Die Grundlagen des Geschmackes werden schon im Fruchtwasser angelegt, denn schon dieses verändert sich je nachdem, wie die Mutter isst. Deshalb vertragen manche Menschen mehr Chili, andere mögen mehr Knoblauch. Auch die Muttermilch verändert ihren Geschmack je nach Ernährung der Mutter - gestillte Kinder sind daher von klein auf mit mehr unterschiedlichen Geschmacksrichtungen vertraut als Flaschenkinder.
Damit sind sie aber nicht auf alle Zeiten festgelegt. Dass Säuglinge und Kleinkinder süß bevorzugen, ist angeboren, denn bitter bedeutet in der freien Natur in der Regel giftig, und sauer steht für unreif.

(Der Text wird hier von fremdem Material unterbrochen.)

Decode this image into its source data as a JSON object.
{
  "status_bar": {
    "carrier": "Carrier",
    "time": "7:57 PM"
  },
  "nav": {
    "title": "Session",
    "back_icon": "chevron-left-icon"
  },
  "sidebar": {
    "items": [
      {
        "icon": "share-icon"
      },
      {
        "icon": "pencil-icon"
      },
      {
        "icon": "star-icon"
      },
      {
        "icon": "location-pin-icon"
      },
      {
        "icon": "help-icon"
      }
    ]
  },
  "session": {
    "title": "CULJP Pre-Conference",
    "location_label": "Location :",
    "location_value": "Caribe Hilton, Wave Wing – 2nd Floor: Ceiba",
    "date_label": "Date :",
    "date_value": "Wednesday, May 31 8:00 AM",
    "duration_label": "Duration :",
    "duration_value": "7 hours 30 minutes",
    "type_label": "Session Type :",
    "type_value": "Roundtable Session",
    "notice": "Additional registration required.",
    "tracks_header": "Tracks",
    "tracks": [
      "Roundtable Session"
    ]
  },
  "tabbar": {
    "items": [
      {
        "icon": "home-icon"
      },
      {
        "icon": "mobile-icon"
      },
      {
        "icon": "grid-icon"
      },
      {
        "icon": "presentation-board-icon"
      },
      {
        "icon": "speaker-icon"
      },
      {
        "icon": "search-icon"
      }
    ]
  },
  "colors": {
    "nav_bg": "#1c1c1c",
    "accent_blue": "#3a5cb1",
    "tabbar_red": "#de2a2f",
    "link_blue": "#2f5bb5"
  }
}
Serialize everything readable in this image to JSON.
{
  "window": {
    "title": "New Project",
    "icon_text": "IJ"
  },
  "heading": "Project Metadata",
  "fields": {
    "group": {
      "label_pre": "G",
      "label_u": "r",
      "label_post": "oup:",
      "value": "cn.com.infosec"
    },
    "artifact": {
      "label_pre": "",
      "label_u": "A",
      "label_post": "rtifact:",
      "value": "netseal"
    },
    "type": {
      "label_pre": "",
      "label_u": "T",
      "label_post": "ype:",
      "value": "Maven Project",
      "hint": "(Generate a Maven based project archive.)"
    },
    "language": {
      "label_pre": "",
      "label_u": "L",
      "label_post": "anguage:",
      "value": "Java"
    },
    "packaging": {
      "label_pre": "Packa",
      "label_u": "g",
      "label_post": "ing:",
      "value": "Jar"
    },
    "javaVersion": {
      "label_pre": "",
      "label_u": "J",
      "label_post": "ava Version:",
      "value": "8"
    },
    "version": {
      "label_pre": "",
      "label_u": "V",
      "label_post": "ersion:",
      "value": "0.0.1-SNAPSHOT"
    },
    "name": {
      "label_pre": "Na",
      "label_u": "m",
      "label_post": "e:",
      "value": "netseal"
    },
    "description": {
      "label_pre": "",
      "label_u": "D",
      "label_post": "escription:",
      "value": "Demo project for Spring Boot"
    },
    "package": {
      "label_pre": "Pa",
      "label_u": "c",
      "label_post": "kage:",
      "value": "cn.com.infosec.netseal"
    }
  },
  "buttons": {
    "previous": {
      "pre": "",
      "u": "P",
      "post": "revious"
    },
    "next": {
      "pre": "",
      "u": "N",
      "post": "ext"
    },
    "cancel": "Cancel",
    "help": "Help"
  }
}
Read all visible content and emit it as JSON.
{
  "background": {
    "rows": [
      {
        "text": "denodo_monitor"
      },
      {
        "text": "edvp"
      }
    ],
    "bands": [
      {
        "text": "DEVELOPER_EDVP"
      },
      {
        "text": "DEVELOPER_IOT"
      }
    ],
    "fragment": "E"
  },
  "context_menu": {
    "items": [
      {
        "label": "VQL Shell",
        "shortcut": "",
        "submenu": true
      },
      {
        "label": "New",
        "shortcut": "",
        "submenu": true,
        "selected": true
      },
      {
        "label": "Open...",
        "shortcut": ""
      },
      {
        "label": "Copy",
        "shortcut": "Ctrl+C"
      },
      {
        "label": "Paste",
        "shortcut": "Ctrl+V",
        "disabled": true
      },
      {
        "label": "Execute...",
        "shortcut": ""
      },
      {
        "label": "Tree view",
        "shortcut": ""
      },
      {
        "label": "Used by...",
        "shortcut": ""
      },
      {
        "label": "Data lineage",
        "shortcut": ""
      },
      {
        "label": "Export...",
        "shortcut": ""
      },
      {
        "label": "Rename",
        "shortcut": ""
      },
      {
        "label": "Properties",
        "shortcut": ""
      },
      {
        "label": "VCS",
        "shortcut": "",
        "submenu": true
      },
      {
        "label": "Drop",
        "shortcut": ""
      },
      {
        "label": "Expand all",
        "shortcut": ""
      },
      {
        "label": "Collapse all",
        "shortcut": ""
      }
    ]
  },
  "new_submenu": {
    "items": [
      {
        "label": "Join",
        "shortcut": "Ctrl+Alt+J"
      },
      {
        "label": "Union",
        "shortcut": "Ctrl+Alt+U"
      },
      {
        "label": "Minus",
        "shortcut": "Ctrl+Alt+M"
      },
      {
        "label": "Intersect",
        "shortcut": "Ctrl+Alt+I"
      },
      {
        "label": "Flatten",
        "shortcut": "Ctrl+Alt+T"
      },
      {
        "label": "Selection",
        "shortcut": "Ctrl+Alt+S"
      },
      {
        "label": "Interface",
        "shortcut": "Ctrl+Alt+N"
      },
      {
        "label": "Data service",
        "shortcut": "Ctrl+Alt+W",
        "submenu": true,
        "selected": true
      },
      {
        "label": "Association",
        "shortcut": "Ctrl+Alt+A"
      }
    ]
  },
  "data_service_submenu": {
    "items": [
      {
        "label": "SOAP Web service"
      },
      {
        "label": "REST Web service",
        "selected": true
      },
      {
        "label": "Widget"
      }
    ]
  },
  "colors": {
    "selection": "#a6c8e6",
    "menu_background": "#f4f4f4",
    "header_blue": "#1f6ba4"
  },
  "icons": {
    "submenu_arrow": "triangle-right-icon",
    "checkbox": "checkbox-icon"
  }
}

Diese Veranlagung schlägt auch im Alter von eineinhalb bis zwei Jahren noch einmal durch. "Oft gibt es hier eine gewisse Neophobie, also eine Ablehnung von unbekannten Speisen", erklärte Annette Karg. Begründet sei das mit der zunehmenden Selbstständigkeit der Kinder. Automatisch steige die Vorsicht, weil nun die erhöhte Gefahr bestehe, vielleicht etwas Ungenießbares oder Giftiges zu probieren.
Im Grundschulalter sind ganz andere Faktoren entscheidend. Eine Kinder-Umfrage zeigte überraschenderweise, dass ein Essen keinesfalls abgelehnt wird, weil "zu viel Gemüse dabei ist". Vielmehr gehe es schon hier darum, dass das Essen schnell gehen muss, sagte die Expertin. Die Eltern seien die größten Vorbilder. "Was Sie in der Familie nicht vorleben, können wir alleine im Kindergarten auch nicht bewältigen; denn gute Ernährung ist Teamarbeit", sagte Annette Karg.